Defending Design Patents


Inventors Digest:

A design patent protects the ornamental appearance of a physical product.

A utility patent protects how the product works, or possibly the steps used to manufacture it.

For example, automotive rims often are protected with design patents.

You cannot get a utility patent on what is basically a wheel and therefore already in the public domain.

Design patents often receive a lot of flak, and not just because they are weak and easy to design around.

Invention-promotion companies frequently sell design-patent applications to unsuspecting inventors who do not understand that patents come in two basic flavors.

Because design patents are relatively easy and quick to prepare, inexpensive to file, and allow the inventor to legally say “Patent Pending,” invention-promotion companies tend to be the biggest advocates of design patents.
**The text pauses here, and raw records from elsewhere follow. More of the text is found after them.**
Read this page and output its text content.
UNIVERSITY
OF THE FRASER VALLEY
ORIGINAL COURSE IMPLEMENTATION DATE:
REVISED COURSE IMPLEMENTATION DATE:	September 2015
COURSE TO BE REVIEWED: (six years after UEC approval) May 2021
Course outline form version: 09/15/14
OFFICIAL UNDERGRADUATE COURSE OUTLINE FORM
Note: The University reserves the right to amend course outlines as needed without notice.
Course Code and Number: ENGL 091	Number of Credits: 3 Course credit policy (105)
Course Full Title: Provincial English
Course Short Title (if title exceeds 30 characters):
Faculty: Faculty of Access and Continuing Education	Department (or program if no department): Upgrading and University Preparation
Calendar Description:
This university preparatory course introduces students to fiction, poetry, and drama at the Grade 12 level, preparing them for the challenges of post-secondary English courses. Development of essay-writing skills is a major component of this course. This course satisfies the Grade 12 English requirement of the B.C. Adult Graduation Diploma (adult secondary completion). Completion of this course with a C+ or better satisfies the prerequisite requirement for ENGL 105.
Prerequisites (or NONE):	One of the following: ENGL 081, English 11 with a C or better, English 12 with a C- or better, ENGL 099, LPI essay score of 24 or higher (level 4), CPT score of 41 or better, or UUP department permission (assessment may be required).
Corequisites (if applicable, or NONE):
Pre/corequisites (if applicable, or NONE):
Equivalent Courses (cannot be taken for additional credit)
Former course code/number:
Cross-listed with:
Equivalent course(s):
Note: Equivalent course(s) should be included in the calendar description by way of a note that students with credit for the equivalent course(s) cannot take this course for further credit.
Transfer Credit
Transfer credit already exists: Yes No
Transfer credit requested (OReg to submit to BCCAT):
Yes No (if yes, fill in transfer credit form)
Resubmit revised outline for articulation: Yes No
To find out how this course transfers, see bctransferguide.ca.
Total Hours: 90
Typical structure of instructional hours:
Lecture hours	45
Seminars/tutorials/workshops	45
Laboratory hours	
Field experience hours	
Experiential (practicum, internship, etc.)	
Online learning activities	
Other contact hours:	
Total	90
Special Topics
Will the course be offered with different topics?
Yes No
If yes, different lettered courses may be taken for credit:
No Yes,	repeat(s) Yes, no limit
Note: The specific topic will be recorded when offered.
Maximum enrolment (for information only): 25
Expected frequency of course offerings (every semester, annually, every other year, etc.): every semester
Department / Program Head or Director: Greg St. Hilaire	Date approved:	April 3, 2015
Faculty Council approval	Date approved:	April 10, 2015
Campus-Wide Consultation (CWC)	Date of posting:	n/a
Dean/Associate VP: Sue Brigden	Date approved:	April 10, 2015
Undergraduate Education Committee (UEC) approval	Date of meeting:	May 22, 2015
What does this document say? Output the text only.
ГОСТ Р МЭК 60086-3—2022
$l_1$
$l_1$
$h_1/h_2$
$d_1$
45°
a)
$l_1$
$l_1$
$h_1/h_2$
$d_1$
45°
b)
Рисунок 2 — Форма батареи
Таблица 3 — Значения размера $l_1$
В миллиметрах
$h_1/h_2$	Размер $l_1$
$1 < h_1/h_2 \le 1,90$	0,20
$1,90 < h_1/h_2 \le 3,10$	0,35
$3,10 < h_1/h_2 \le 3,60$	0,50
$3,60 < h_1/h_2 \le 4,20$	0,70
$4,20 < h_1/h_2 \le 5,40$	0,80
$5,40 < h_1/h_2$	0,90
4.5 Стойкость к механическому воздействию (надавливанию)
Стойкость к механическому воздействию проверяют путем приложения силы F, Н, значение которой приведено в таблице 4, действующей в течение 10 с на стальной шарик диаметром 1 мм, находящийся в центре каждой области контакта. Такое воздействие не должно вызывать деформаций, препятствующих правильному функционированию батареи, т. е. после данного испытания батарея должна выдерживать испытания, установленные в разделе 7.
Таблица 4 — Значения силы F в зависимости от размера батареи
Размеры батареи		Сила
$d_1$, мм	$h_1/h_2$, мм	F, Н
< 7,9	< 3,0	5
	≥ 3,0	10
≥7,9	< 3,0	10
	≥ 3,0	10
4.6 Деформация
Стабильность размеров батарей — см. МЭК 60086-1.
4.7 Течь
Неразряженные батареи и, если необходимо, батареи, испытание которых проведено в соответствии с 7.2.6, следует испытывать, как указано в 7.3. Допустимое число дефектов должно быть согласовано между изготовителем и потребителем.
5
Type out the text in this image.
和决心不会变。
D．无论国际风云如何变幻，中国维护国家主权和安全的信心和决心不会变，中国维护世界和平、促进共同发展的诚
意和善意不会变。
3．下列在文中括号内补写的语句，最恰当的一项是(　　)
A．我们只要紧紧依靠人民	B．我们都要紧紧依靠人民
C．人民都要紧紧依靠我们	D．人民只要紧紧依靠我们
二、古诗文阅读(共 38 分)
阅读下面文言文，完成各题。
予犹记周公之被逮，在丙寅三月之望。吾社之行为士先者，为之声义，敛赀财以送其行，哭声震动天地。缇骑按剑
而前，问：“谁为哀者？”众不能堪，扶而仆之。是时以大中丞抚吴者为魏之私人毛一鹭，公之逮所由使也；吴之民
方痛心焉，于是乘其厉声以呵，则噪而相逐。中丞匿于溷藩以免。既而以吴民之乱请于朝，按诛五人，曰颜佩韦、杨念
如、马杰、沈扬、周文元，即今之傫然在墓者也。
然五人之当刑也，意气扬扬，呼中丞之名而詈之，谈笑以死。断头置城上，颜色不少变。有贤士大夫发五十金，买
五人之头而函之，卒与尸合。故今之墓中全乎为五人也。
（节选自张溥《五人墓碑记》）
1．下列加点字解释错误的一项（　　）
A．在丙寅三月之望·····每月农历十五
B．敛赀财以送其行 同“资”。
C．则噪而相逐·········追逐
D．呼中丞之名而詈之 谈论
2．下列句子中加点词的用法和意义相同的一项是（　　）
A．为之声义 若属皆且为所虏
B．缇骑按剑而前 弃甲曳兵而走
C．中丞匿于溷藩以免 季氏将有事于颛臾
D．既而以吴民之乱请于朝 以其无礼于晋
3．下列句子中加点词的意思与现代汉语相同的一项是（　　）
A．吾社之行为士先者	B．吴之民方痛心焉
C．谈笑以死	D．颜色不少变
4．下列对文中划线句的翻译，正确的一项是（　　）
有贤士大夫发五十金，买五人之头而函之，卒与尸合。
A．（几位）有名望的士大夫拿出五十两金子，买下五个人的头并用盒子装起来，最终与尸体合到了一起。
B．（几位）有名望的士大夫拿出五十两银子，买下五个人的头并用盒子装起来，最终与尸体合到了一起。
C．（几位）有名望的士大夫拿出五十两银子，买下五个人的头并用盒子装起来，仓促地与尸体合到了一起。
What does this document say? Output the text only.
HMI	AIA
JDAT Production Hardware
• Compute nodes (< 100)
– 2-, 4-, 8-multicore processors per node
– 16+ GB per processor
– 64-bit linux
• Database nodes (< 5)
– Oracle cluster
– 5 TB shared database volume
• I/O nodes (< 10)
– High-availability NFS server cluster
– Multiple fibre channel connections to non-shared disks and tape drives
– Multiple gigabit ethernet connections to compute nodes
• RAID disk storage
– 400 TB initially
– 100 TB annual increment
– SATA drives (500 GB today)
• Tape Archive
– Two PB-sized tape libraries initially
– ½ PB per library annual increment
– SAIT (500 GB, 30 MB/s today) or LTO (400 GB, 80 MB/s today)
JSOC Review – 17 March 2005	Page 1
Everyone is happy, until the inventor ultimately learns that a design patent is weaker than a utility patent.

Yet under the right circumstances, inventors should consider filing a design patent.

Nearly 90 percent of design-patent applications are allowed and about 85 percent of these don’t receive any type of U.S. Patent & Trademark Office rejection.

Utility patent applications are only issuing at the rate of about 40 percent, even after multiple office actions, and typically two to three years to obtain.

But if you file a design patent, there’s a good chance that 12 to 18 months later it will actually issue and you will be able to stop competitors who are blatantly copying your invention.